Beyond Traditional Modeling: Deep Learning Solutions for Turbulent Combustion Simulations by Dr Shubhangi Bansude | Department of Energy Science and Engineering

Location and Date:

25 Sep 2024 (Wednesday), 4 PM, DESE seminar Room, 2nd Floor

Abstract - The large eddy simulation (LES) of turbulent combustion is pertinent to numerous applications of practical importance such as internal combustion engines, gas turbines, industrial furnaces, and propulsion systems. This talk will briefly explore the role of LES in advancing future combustion technologies aimed at decarbonization, such as hydrogen gas turbines and rotating detonation engines. These simulations are inherently complex owing to the intricacies of turbulent flow, chemical kinetics, and the interaction between them. In LES, only the large scales of the flow field are resolved, while motions at the small scales, generally referred to as subgrid scales (SGS), are modeled. SGS models based on transported Filtered Density Function (FDF) approaches are attractive because they provide closed-form representations of the highly non-linear chemical source terms in transport equations. However, applying these models to realistic flame calculations is challenging due to the high costs associated with numerically integrating the stiff finite-rate chemical kinetics ordinary differential equations (ODEs). The first part of this talk focuses on a data-driven framework that employs neural ODEs (NODE) to speed up the integration of stiff chemistry. The performance of this approach is demonstrated for hydrogen-air combustion in a pairwise mixing stirred reactor (PMSR) with varying mixing timescales.

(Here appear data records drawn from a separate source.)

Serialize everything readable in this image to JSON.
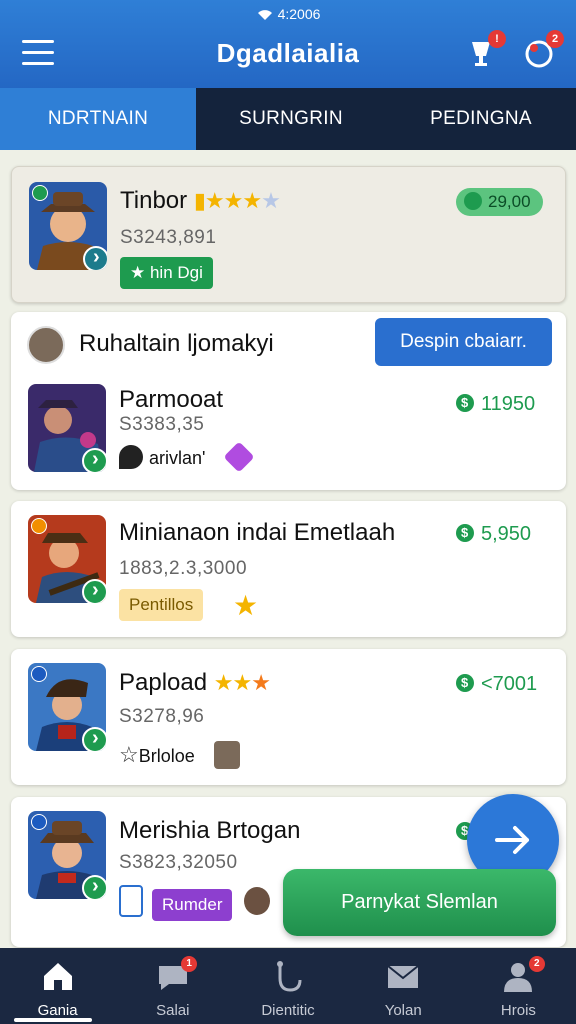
{
  "status": {
    "time": "4:2006"
  },
  "header": {
    "title": "Dgadlaialia",
    "notification_badge": "!",
    "alert_badge": "2"
  },
  "tabs": [
    {
      "label": "NDRTNAIN",
      "active": true
    },
    {
      "label": "SURNGRIN",
      "active": false
    },
    {
      "label": "PEDINGNA",
      "active": false
    }
  ],
  "featured": {
    "name": "Tinbor",
    "sub": "S3243,891",
    "price": "29,00",
    "tag": "hin Dgi",
    "rating": 4
  },
  "section": {
    "title": "Ruhaltain ljomakyi",
    "button": "Despin cbaiarr.",
    "item": {
      "name": "Parmooat",
      "sub": "S3383,35",
      "price": "11950",
      "tag": "arivlan'"
    }
  },
  "items": [
    {
      "name": "Minianaon indai Emetlaah",
      "sub": "1883,2.3,3000",
      "price": "5,950",
      "tag": "Pentillos",
      "rating": 1
    },
    {
      "name": "Papload",
      "sub": "S3278,96",
      "price": "<7001",
      "tag": "Brloloe",
      "rating": 3
    },
    {
      "name": "Merishia Brtogan",
      "sub": "S3823,32050",
      "price": "",
      "tag": "Rumder"
    }
  ],
  "cta": {
    "label": "Parnykat Slemlan"
  },
  "bottomnav": [
    {
      "label": "Gania",
      "icon": "home-icon",
      "active": true
    },
    {
      "label": "Salai",
      "icon": "chat-icon",
      "badge": "1"
    },
    {
      "label": "Dientitic",
      "icon": "tools-icon"
    },
    {
      "label": "Yolan",
      "icon": "mail-icon"
    },
    {
      "label": "Hrois",
      "icon": "profile-icon",
      "badge": "2"
    }
  ],
  "colors": {
    "primary": "#2f7fd6",
    "nav_dark": "#14233c",
    "green": "#1e9b4f",
    "gold": "#f4b400"
  }
}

An alternative to the high-fidelity transported FDF approach is the low-fidelity moments method, which reduces the chemistry description to one or two characteristic variables and incorporates SGS statistics through presumed FDF. One example of this is non-premixed flames with infinitely fast chemistry, where the thermochemical state depends solely on mixture fraction. The second part of the talk focuses on deep neural network (DNN) models for predicting the FDF of mixture fraction in variable density 3-D mixing layers. The performance of the DNN-FDF model is seen to be more accurate than the conventional beta FDF model based on the appraisal compared to high-fidelity simulation predictions from direct numerical simulation (DNS) and transported FDF.

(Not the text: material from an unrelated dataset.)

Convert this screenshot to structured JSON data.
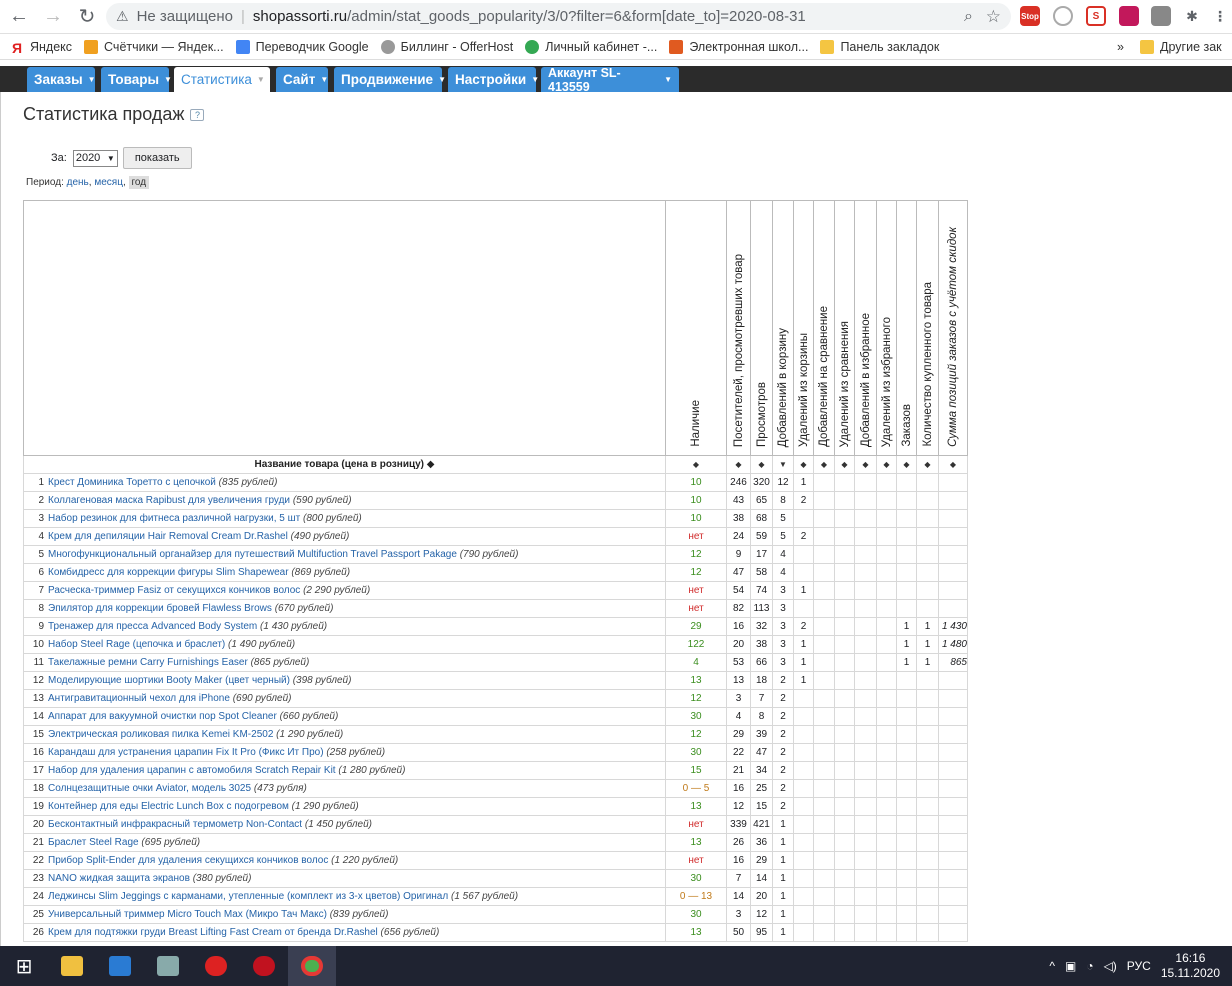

About the Speaker: Dr. Shubhangi Bansude is a Postdoctoral Appointee at Argonne National Laboratory, USA. She earned her Ph.D. in Mechanical Engineering from the School of Aerospace, Mechanical, and Manufacturing at the University of Connecticut (UConn) in 2023. She received her B.Tech from the Indian Institute of Technology Gandhinagar in 2014. Prior to her Ph.D., she worked as an Application Engineer at Siemens PLM Software, where she contributed to a range of computational fluid dynamics (CFD) projects in the various automotive and OEM industries. Shubhangi has also served as a Graduate Teaching Fellow for the academic year 2020-21 in the Department of Mechanical Engineering at UConn. She was a recipient of the General Electric (GE) Graduate Fellowship for Innovation in 2020. Shubhangi’s research interests lie in the areas of CFD, physics-informed deep learning, hydrogen combustion, and turbulent combustion simulations with a special focus on Large Eddy Simulations (LES).